И в самом деле – толпа вела себя угрюмо и сосредоточенно. Для женщины, которая обречена выдерживать сотни безжалостных взглядов, устремленных на нее и, в особенности, на ее грудь, преступница держалась стойко. Однако долго выносить это было почти невозможно. Она приготовилась защищаться от язвительных реплик, уколов, публичных оскорблений и в ответ на любую обиду могла бы дать волю своей порывистой и страстной натуре, но это молчаливое общественное осуждение было гораздо страшнее. В эти минуты Эстер Прин предпочла бы видеть на хмурых лицах горожан насмешливые гримасы. Если бы эти люди – мужчины, женщины, дети – встретили ее взрывами хохота, она могла бы ответить им горькой и презрительной усмешкой. Но под свинцовым гнетом обрушившейся на нее молчаливой кары она временами чувствовала, что либо сойдет с ума, либо закричит во всю силу легких и бросится с эшафота на камни площади.
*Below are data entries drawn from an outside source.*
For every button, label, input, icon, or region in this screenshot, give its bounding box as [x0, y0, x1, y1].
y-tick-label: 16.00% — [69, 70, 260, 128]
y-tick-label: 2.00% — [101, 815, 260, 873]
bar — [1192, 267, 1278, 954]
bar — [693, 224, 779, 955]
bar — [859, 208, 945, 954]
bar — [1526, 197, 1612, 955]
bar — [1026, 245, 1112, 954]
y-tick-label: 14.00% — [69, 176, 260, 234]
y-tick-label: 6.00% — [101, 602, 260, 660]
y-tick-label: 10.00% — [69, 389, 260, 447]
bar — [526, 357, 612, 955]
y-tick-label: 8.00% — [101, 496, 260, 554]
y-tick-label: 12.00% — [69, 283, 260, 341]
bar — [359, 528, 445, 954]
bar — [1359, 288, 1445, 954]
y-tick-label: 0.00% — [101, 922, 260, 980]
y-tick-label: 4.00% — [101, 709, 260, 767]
Были и такие минуты, когда сцена, в которой она играла главную роль, постепенно расплывалась перед ее глазами, обращаясь в рой призрачных видений. Болезненно возбужденный ум и память рисовали перед нею иные картины, не имевшие ничего общего с этой улицей, с этим бревенчатым городком, граничившим с дремучими лесами Запада, и не эти, смотревшие на нее из-под полей островерхих шляп, а совсем иные лица возникали перед ее взором. Далекие, иногда совсем незначительные воспоминания, какие-то штрихи детства и школьных дней, игры, детские ссоры и мелочи домашней жизни в годы девичества роились вокруг нее, переплетаясь с главными воспоминаниями более поздних лет. Каждая картина возникала с такой же яркостью, как и предыдущая, словно все они были одинаково важны или, наоборот, в равной степени несущественны. Возможно, в этих видениях ее душа бессознательно искала защиты и спасения от жестокой действительности.
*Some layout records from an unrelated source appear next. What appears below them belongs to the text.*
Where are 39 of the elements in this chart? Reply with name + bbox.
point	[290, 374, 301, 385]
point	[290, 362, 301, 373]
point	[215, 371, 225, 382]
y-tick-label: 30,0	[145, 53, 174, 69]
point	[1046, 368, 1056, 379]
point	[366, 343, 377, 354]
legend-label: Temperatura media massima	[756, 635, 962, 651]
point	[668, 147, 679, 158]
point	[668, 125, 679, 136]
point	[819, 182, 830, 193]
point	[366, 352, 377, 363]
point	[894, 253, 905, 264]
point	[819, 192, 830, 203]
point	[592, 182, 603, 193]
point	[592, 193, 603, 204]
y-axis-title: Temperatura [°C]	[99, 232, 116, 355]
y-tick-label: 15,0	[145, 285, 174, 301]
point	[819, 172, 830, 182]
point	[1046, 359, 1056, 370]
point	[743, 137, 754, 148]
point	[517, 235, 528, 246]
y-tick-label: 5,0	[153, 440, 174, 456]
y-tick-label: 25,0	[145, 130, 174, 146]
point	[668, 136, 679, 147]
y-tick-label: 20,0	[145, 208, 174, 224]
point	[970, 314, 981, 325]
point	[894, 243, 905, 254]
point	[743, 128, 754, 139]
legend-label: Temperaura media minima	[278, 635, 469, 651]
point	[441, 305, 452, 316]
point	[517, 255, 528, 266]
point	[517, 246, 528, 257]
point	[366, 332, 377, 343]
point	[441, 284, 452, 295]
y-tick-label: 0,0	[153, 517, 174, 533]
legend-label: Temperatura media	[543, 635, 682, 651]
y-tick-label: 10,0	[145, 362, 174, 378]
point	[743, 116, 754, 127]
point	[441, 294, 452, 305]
Так помост эшафота стал для Эстер Прин наблюдательным пунктом, откуда она вновь увидела родную деревню в Старой Англии и отчий дом, – убогое, полуразвалившееся строение из серого камня, на фронтоне которого все еще виднелся почти стершийся щит с гербом – знак, что владелец усадьбы принадлежит к старинному дворянскому роду. Ей привиделась облысевшая голова отца и его почтенная белая борода, лежащая на старомодных елизаветинских брыжах, затем – лицо матери, ее исполненный тревожной любви взгляд, который навек сохранился в памяти Эстер и много раз кротко предостерегал ее – даже после того как мать умерла, – от ошибок на жизненном пути. Она увидела и свое собственное лицо таким, каким оно представало перед ней, когда она рассматривала его в мутном зеркале, словно озаренном изнутри светом ее девичьей красоты.
И еще одно лицо увидела Эстер. То было лицо немолодого мужчины, бледное, изможденное лицо ученого с глазами, покрасневшими от слабого мерцания свечи, при которой он изучал бесчисленные фолианты. Однако эти глаза, казалось бы, тусклые, обладали редкой проницательностью, когда их владельцу приходилось читать в человеческой душе. Острая наблюдательность Эстер Прин позволила ей восстановить и некоторую неправильность в телосложении этого мыслителя и аскета – его левое плечо было чуть выше правого.